Repetto has been an academic fellow at the Center for Applied Economics of the industrial engineering department at the University of Chile, where she was also director of the Master of Applied Economics until 2008, elected director of the Society of Economists of Chile, and a visiting fellow at the World Bank. She is also an elected director of the Latin American and Caribbean Economic Association's (LACEA) executive committee. Fellow economist José De Gregorio has described her as the most internationally cited Chilean economist in her field.

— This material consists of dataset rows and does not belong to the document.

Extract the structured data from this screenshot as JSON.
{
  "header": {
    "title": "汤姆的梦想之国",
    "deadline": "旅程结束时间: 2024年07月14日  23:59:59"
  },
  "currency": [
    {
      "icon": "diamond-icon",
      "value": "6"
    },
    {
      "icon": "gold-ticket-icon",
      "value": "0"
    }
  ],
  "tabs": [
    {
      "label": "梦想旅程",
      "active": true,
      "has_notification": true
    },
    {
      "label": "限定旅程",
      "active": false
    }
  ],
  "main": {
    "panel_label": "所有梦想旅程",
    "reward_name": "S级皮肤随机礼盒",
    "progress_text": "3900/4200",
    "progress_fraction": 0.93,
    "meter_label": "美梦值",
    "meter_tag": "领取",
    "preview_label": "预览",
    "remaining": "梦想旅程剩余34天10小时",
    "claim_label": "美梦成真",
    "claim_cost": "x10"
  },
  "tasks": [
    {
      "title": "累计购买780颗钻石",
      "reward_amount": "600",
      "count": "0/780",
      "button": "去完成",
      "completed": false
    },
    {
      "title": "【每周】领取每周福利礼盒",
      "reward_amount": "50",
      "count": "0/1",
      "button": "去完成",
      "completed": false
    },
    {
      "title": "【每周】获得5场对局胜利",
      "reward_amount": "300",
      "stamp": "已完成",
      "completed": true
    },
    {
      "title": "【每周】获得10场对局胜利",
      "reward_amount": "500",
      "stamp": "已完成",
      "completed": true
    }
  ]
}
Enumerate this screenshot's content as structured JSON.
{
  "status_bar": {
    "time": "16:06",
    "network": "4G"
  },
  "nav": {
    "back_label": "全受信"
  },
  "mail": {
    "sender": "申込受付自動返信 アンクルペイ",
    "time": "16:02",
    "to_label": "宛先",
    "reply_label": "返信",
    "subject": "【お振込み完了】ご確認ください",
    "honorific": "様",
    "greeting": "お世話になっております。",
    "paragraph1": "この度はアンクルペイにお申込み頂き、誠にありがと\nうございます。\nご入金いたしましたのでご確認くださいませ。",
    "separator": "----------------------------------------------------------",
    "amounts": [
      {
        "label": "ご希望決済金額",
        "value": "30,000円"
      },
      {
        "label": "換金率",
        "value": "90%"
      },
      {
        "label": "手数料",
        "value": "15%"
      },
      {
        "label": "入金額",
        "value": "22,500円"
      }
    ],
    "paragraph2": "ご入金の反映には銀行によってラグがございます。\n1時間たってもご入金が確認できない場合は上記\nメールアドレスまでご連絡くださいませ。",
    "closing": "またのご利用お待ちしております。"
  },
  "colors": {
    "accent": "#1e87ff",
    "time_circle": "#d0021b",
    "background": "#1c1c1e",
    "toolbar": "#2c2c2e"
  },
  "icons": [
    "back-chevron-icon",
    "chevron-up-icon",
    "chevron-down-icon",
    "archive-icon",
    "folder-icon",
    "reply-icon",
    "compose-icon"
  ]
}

=== Public service and advisory roles ===
Repetto has served on numerous Chilean presidential advisory bodies. In 2008, she joined the Presidential Advisory Council on Pension Reform (popularly known as the Marcel Commission, after economist Mario Marcel) and, around the same time, the Presidential Advisory Council on Labor and Social Equity chaired by economist Patricio Meller, where she coordinated the Subcommittee on Labor Market and Labor Policy. She later sat on the advisory panel for the Ethical Family Income program, a conditional cash-transfer scheme for low-income families, and on the Presidential Advisory Commission for the Measurement of Poverty convened during President Sebastián Piñera's first term. In 2015, she was a member of the Presidential Advisory Council against Conflicts of Interest, Influence Trafficking, and Corruption, chaired by economist Eduardo Engel. She chairs the Commission of Users of Unemployment Insurance.

Repetto's first direct involvement in electoral politics came in early 2013, when she joined the economic team advising Michelle Bachelet's presidential campaign, drawing press attention as a newcomer to Chilean party politics. In 2021, she held talks with the presidential campaign of Gabriel Boric, though, consistent with her earlier practice of engaging with public policy debates while declining formal office, she has stated she prefers to remain in academia and civil-society roles rather than take on political appointments.

=== Think tanks and civil society ===
Repetto is a co-founder of Espacio Público, a Chilean public-policy think tank established by a group of academics including Eduardo Engel, José De Gregorio, and Andrés Velasco, and continues to serve on its board. At Espacio Público, she led a multi-year research project on youth in Latin America and the Caribbean, Millennials en América Latina y el Caribe, carried out in partnership with the Inter-American Development Bank, which was later published as a book. She previously participated in Expansiva, another Santiago policy institute led by Andrés Velasco.

She chairs the board of the Fundación para la Superación de la Pobreza (Foundation for the Overcoming of Poverty), a Chilean anti-poverty organization.

== Personal life ==
Repetto was previously married to Pedro Assael; the marriage ended in divorce. The couple have two children, Pablo and Daniela.

She was later in a relationship with fellow Chilean economist Raphael Bergoeing, with whom she had worked at the University of Chile's Center for Applied Economics in the early 2000s. A November 2013 profile in La Tercera described the two as having been together for more than ten years. By 2020, Bergoeing described himself in a newspaper interview as having been separated from Repetto for several years and in a new relationship.